Former genus of birds

Wilsonia was a formerly recognized genus of New World warblers.

The three species formerly included in Wilsonia, all since transferred to other genera, are:
- Hooded warbler, Wilsonia citrina, now Setophaga citrina
- Wilson's warbler, Wilsonia pusilla, now Cardellina pusilla
- Canada warbler, Wilsonia canadensis, now Cardellina canadensis

==Taxonomy==
Some authorities previously suggested that the genus Wilsonia should include the red-faced warbler, which is generally put in the genus Cardellina. Genetic research has however indicated that the type species of Wilsonia, the hooded warbler, is only distantly related to Wilson's and Canada warblers, and is instead closely related to the type species of Setophaga (American redstart S. ruticilla). As the name Setophaga (published in 1827) takes priority over Wilsonia (published in 1838), hooded warbler has accordingly been transferred to Setophaga.
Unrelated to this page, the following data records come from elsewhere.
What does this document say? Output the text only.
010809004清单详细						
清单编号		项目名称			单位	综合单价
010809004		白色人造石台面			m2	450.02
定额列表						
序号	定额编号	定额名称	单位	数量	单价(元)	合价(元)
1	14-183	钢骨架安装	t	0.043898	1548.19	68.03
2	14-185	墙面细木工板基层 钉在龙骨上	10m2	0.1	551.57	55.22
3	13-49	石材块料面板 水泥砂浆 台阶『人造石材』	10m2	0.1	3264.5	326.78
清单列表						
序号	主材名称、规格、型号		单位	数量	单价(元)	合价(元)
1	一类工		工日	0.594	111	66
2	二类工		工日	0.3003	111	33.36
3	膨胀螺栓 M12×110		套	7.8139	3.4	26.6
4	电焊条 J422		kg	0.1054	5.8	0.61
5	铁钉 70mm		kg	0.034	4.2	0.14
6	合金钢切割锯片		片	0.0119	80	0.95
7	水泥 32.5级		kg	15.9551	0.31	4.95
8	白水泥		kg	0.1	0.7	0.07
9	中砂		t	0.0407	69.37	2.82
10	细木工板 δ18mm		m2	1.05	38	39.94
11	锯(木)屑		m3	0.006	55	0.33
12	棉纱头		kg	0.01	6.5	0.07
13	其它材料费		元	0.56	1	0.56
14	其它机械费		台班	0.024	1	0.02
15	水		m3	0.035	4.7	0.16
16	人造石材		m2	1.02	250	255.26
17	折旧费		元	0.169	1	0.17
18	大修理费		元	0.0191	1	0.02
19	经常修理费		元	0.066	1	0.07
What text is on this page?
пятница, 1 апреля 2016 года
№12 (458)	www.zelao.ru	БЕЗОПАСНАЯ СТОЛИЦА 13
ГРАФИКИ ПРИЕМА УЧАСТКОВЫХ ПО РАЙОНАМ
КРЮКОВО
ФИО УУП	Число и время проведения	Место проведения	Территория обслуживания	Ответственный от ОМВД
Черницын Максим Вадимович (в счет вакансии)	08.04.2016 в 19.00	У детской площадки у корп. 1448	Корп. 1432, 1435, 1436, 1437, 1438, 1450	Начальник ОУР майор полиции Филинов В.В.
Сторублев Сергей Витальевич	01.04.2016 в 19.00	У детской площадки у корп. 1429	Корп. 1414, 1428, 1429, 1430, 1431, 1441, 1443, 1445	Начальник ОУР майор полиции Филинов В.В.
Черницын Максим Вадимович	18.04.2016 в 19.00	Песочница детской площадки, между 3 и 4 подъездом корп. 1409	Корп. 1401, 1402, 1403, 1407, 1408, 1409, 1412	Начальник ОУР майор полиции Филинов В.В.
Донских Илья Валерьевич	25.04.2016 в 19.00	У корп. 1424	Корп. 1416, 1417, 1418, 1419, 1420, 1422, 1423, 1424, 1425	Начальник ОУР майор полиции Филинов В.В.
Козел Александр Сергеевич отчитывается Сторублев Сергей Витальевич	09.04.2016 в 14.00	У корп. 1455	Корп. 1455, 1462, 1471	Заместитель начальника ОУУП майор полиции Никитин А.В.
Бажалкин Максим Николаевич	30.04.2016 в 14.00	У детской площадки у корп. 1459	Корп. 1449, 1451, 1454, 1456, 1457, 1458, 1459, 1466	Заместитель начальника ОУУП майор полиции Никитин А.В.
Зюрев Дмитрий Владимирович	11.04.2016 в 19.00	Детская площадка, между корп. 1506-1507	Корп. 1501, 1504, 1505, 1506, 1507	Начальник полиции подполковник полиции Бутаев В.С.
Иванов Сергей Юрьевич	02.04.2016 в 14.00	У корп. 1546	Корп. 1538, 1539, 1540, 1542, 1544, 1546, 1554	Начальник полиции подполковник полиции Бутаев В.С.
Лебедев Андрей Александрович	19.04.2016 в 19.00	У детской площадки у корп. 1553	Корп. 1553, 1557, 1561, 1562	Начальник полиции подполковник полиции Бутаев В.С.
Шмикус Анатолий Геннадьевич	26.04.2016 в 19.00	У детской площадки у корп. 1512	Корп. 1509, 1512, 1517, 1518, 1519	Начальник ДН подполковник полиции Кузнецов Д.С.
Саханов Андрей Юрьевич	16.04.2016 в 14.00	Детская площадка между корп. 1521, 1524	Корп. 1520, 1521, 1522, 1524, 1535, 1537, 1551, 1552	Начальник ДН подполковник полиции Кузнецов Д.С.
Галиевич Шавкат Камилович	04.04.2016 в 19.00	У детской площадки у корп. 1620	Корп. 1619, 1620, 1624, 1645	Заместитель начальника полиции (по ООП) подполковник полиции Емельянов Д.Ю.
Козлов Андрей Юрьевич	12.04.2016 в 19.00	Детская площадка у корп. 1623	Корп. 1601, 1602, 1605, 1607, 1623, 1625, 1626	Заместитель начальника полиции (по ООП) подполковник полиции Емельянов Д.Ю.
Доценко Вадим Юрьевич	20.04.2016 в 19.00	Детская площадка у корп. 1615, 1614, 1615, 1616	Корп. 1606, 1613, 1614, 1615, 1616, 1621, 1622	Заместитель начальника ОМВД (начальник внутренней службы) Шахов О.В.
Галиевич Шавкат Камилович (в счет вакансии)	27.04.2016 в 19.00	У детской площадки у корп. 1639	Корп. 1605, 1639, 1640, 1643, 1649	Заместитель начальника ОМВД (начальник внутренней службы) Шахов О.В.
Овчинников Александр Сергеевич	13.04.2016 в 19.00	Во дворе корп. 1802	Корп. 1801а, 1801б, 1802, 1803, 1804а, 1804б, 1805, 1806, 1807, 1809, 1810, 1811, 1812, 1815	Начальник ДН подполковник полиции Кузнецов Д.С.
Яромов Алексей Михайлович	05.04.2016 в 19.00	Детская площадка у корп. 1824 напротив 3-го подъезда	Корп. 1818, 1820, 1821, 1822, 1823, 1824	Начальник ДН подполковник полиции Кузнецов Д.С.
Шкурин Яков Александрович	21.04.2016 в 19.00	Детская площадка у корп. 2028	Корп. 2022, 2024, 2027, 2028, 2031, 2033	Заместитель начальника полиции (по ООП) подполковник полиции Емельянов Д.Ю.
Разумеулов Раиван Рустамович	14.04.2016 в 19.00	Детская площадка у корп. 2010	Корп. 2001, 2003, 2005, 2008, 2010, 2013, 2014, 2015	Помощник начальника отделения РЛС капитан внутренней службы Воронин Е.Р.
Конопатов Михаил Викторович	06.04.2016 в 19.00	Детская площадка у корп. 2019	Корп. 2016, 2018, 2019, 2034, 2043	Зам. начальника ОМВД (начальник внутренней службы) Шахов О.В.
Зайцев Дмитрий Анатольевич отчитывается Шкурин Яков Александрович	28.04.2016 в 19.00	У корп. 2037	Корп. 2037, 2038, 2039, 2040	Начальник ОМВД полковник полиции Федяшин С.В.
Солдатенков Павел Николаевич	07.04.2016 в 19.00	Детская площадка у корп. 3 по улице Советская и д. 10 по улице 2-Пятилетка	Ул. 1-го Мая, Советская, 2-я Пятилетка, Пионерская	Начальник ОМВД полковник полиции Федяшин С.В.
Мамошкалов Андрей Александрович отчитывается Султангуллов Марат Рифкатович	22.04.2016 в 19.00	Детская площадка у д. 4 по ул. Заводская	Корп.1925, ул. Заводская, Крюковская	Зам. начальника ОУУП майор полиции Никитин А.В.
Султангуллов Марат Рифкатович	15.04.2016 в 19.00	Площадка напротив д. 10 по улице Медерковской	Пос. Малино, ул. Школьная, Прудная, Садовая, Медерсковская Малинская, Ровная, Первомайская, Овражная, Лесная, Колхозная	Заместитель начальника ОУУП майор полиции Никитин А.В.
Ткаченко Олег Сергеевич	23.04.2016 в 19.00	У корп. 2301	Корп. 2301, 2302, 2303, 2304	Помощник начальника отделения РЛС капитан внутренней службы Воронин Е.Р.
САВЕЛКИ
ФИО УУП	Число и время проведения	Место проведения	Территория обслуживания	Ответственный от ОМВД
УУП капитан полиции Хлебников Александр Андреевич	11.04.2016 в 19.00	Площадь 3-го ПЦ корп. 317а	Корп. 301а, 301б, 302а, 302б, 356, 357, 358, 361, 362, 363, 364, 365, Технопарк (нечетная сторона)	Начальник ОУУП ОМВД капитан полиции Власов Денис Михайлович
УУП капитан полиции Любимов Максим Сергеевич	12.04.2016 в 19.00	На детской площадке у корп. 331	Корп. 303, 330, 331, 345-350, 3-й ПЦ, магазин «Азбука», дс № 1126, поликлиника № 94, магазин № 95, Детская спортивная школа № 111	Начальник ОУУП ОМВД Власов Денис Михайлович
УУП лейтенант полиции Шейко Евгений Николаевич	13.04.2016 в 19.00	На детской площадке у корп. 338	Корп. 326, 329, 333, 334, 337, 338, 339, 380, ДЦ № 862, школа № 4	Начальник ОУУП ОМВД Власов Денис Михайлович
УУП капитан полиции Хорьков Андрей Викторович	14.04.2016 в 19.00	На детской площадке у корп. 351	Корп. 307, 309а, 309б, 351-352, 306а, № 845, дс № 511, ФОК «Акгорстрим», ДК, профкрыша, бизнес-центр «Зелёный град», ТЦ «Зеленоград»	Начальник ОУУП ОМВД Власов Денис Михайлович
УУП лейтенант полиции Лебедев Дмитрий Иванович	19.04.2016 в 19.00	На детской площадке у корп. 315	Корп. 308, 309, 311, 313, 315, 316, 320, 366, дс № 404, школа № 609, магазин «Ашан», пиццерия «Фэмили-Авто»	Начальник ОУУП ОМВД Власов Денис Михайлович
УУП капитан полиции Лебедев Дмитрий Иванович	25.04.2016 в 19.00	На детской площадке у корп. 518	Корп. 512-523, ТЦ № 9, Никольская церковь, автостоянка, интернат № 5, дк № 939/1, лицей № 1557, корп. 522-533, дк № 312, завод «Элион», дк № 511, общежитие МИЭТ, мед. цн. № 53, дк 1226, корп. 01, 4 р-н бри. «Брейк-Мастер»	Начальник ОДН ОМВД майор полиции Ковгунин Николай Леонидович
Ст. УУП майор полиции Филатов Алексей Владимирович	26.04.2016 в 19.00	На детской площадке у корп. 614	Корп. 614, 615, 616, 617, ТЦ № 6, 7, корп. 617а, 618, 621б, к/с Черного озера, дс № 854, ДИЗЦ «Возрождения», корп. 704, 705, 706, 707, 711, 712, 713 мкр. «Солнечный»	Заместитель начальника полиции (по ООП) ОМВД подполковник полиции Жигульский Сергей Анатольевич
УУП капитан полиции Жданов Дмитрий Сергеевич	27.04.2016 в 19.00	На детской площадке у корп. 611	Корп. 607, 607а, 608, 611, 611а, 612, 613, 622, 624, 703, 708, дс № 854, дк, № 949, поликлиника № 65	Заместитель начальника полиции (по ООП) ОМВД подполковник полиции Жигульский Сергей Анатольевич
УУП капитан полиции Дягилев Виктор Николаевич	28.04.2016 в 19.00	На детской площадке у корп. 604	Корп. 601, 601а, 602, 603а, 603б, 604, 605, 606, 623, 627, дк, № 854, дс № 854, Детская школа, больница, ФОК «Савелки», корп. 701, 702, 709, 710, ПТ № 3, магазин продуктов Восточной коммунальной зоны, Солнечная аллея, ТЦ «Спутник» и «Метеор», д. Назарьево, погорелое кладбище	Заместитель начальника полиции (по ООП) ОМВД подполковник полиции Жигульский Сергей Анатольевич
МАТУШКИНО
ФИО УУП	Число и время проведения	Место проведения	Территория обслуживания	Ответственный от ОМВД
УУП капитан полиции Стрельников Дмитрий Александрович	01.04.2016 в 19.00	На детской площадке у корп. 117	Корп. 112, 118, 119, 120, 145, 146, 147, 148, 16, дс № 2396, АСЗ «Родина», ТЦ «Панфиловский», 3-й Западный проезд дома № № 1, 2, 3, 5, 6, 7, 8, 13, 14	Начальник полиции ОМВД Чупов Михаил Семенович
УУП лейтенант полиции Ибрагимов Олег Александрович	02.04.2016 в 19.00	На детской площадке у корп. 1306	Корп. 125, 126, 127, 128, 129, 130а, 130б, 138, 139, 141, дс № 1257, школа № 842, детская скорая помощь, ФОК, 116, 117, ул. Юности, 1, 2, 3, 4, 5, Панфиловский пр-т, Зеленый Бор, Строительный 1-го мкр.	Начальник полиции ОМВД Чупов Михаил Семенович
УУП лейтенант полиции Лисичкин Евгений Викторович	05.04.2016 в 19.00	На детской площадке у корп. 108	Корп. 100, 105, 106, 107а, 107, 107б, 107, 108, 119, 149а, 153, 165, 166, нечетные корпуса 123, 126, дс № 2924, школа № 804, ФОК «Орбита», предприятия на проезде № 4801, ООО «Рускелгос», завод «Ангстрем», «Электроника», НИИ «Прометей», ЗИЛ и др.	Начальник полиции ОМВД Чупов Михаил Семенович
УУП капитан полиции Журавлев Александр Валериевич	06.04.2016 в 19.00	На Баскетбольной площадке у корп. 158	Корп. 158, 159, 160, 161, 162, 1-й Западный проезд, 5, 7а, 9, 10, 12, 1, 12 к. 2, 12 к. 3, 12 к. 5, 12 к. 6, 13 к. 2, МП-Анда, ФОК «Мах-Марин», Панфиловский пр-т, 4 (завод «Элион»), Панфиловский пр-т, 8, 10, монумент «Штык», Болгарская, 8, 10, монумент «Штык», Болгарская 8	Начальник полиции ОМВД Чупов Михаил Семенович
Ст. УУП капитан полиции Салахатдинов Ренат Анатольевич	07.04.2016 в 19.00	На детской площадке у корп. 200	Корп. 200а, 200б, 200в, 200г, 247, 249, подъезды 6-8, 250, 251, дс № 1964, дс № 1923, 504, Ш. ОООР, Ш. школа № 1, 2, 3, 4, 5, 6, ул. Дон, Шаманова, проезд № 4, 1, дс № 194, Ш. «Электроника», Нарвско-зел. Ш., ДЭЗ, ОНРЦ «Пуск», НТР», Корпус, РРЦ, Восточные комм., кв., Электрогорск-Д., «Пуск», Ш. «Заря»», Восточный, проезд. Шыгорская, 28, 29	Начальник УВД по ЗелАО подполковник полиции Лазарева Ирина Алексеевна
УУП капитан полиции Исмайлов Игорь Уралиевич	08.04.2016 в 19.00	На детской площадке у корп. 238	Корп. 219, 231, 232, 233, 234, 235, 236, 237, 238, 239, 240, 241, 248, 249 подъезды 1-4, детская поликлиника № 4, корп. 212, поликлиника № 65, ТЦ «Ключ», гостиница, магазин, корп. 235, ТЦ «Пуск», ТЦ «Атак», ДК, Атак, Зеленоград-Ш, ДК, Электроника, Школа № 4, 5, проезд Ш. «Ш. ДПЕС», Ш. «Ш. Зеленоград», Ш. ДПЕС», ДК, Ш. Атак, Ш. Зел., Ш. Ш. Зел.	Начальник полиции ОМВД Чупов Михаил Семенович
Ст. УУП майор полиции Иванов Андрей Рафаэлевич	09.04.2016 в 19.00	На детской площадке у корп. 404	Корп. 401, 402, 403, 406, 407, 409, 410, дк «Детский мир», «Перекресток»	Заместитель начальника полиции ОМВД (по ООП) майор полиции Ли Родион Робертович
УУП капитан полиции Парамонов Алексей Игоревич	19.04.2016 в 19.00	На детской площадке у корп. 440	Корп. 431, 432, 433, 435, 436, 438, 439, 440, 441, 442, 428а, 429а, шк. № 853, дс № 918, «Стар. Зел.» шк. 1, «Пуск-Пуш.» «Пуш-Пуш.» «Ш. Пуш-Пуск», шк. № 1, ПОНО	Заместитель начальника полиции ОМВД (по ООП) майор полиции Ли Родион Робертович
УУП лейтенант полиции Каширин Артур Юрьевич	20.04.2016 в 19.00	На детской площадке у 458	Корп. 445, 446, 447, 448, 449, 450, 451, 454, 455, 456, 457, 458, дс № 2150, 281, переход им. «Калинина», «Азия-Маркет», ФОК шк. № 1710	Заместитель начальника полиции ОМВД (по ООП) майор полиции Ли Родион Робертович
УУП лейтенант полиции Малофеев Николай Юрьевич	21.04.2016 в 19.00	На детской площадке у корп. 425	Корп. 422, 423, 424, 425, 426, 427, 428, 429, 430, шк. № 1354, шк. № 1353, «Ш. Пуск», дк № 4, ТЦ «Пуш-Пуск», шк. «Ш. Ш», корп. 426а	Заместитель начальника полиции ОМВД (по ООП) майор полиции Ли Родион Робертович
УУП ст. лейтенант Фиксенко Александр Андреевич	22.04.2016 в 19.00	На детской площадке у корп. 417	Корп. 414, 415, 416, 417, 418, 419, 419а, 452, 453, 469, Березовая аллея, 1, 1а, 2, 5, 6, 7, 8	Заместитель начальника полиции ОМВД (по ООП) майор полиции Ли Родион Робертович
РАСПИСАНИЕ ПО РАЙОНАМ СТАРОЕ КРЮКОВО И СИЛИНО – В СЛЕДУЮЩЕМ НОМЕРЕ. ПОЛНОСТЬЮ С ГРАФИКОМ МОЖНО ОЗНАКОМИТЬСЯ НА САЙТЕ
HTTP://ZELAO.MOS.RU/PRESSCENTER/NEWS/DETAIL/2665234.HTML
The other two former Wilsonia species are indeed closely related to the red-faced warbler, and have thus been transferred to Cardellina. These changes have been universally accepted among relevant regional and global checklists, including by the North American Classification Committee of the AOU and the IOC.

This genus was named to commemorate the American ornithologist Alexander Wilson.